Fedora lineage does not make the product a drop-in Fedora environment. Administrators should not treat the release as automatically Fedora-compatible because Microsoft keeps a minimal package footprint, curates the package set, and applies Azure-specific hardening.
Where It Fits in Microsoft’s Linux Lineup
Earlier AKS adoption began with Azure Linux’s 2023 Kubernetes availability, and it continued when Azure Linux 3.0 for AKS followed in 2024, before the current VM shift.
Version 4.0 changes the emphasis by making the distribution a VM-focused Linux option for Azure customers, while Azure Container Linux remains the immutable container-host path. For VM users, the split gives Microsoft one conventional server-style image and another locked-down host for container workloads.
Mariner Linux supplies the older lineage. In 2022, the Xbox storefront migration to Mariner used the distribution as the host OS across Xbox Cloud Gaming, PC, console, and mobile, and CBL-Mariner later became Azure Linux.
Version 4.0 keeps that in-house line moving upstream against Fedora while adding supply-chain security work around the distribution. On Azure, the distribution also complements existing endorsed distributions rather than replacing Red Hat Enterprise Linux, Ubuntu Pro for Azure, SUSE Linux Enterprise Server, or other partner offerings.

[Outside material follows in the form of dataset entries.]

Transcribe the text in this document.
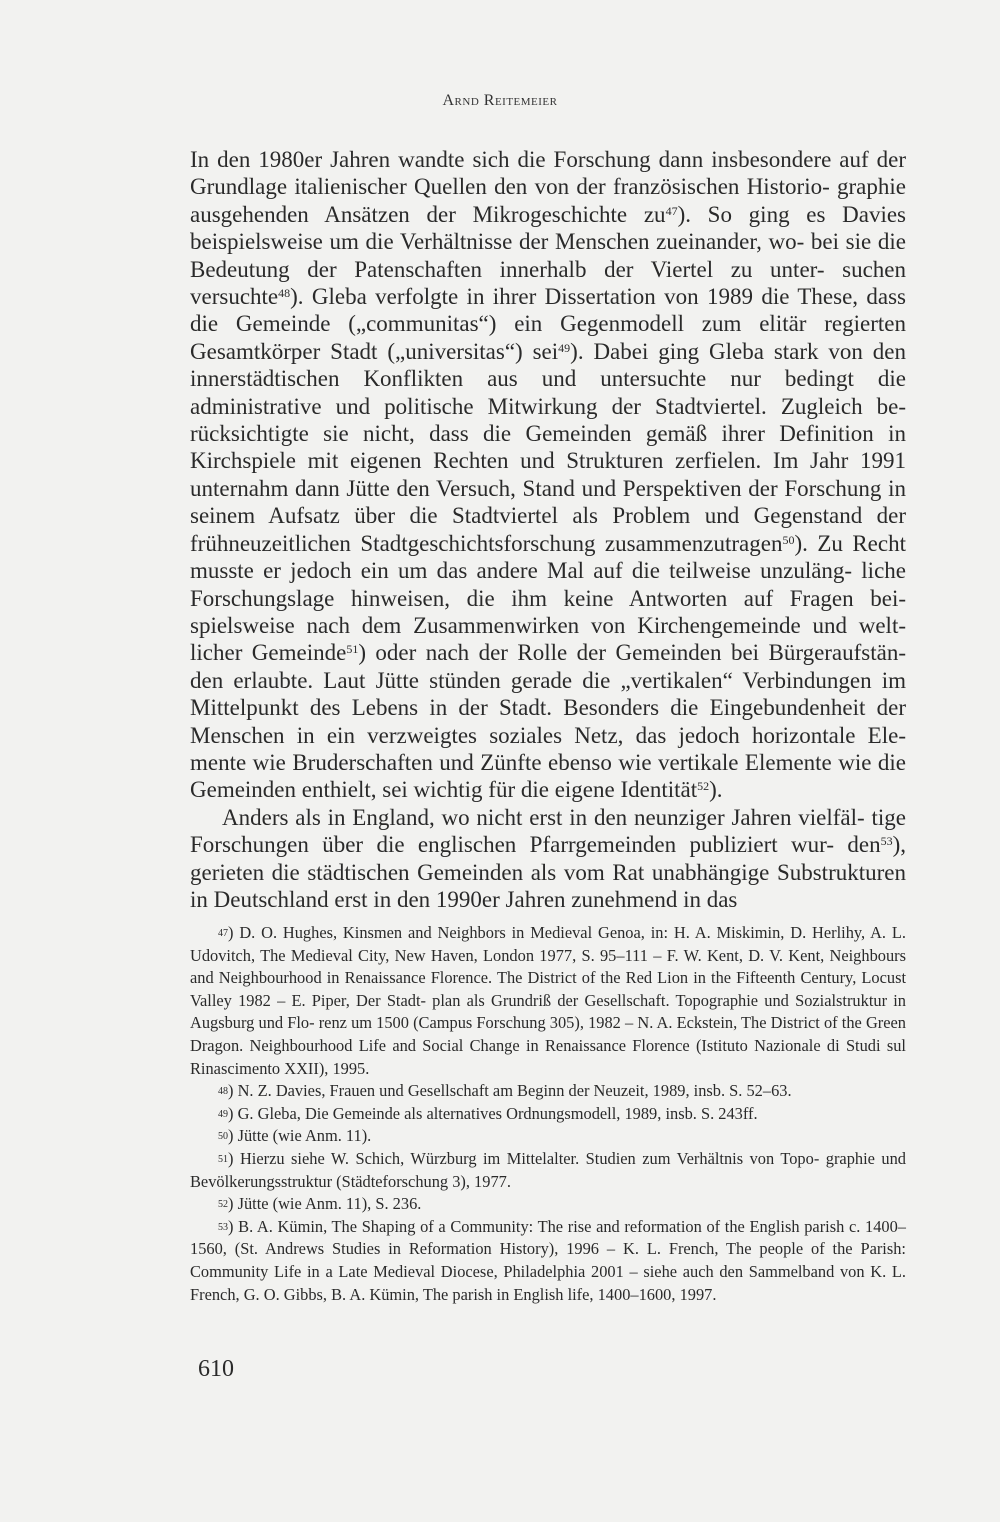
Arnd Reitemeier

In den 1980er Jahren wandte sich die Forschung dann insbesondere auf der Grundlage italienischer Quellen den von der französischen Historio- graphie ausgehenden Ansätzen der Mikrogeschichte zu$^{47}$). So ging es Davies beispielsweise um die Verhältnisse der Menschen zueinander, wo- bei sie die Bedeutung der Patenschaften innerhalb der Viertel zu unter- suchen versuchte$^{48}$). Gleba verfolgte in ihrer Dissertation von 1989 die These, dass die Gemeinde („communitas“) ein Gegenmodell zum elitär regierten Gesamtkörper Stadt („universitas“) sei$^{49}$). Dabei ging Gleba stark von den innerstädtischen Konflikten aus und untersuchte nur bedingt die administrative und politische Mitwirkung der Stadtviertel. Zugleich be- rücksichtigte sie nicht, dass die Gemeinden gemäß ihrer Definition in Kirchspiele mit eigenen Rechten und Strukturen zerfielen. Im Jahr 1991 unternahm dann Jütte den Versuch, Stand und Perspektiven der Forschung in seinem Aufsatz über die Stadtviertel als Problem und Gegenstand der frühneuzeitlichen Stadtgeschichtsforschung zusammenzutragen$^{50}$). Zu Recht musste er jedoch ein um das andere Mal auf die teilweise unzuläng- liche Forschungslage hinweisen, die ihm keine Antworten auf Fragen bei- spielsweise nach dem Zusammenwirken von Kirchengemeinde und welt- licher Gemeinde$^{51}$) oder nach der Rolle der Gemeinden bei Bürgeraufstän- den erlaubte. Laut Jütte stünden gerade die „vertikalen“ Verbindungen im Mittelpunkt des Lebens in der Stadt. Besonders die Eingebundenheit der Menschen in ein verzweigtes soziales Netz, das jedoch horizontale Ele- mente wie Bruderschaften und Zünfte ebenso wie vertikale Elemente wie die Gemeinden enthielt, sei wichtig für die eigene Identität$^{52}$).

Anders als in England, wo nicht erst in den neunziger Jahren vielfäl- tige Forschungen über die englischen Pfarrgemeinden publiziert wur- den$^{53}$), gerieten die städtischen Gemeinden als vom Rat unabhängige Substrukturen in Deutschland erst in den 1990er Jahren zunehmend in das

$^{47}$) D. O. Hughes, Kinsmen and Neighbors in Medieval Genoa, in: H. A. Miskimin, D. Herlihy, A. L. Udovitch, The Medieval City, New Haven, London 1977, S. 95–111 – F. W. Kent, D. V. Kent, Neighbours and Neighbourhood in Renaissance Florence. The District of the Red Lion in the Fifteenth Century, Locust Valley 1982 – E. Piper, Der Stadt- plan als Grundriß der Gesellschaft. Topographie und Sozialstruktur in Augsburg und Flo- renz um 1500 (Campus Forschung 305), 1982 – N. A. Eckstein, The District of the Green Dragon. Neighbourhood Life and Social Change in Renaissance Florence (Istituto Nazionale di Studi sul Rinascimento XXII), 1995.

$^{48}$) N. Z. Davies, Frauen und Gesellschaft am Beginn der Neuzeit, 1989, insb. S. 52–63.

$^{49}$) G. Gleba, Die Gemeinde als alternatives Ordnungsmodell, 1989, insb. S. 243ff.

$^{50}$) Jütte (wie Anm. 11).

$^{51}$) Hierzu siehe W. Schich, Würzburg im Mittelalter. Studien zum Verhältnis von Topo- graphie und Bevölkerungsstruktur (Städteforschung 3), 1977.

$^{52}$) Jütte (wie Anm. 11), S. 236.

$^{53}$) B. A. Kümin, The Shaping of a Community: The rise and reformation of the English parish c. 1400–1560, (St. Andrews Studies in Reformation History), 1996 – K. L. French, The people of the Parish: Community Life in a Late Medieval Diocese, Philadelphia 2001 – siehe auch den Sammelband von K. L. French, G. O. Gibbs, B. A. Kümin, The parish in English life, 1400–1600, 1997.

610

What Comes Before General Availability
Teams evaluating the preview still face a support boundary. Azure Linux 4.0 can be installed on bare metal or outside Azure, but Microsoft support is focused on cloud-based scenarios, keeping the practical testing path centered on Azure workloads.
Microsoft also plans WSL images for Azure Linux 4.0 and does not plan a graphical desktop environment. Before general availability, support validation and FIPS 140-3 work still have to finish before the OS can move from evaluation status to general availability.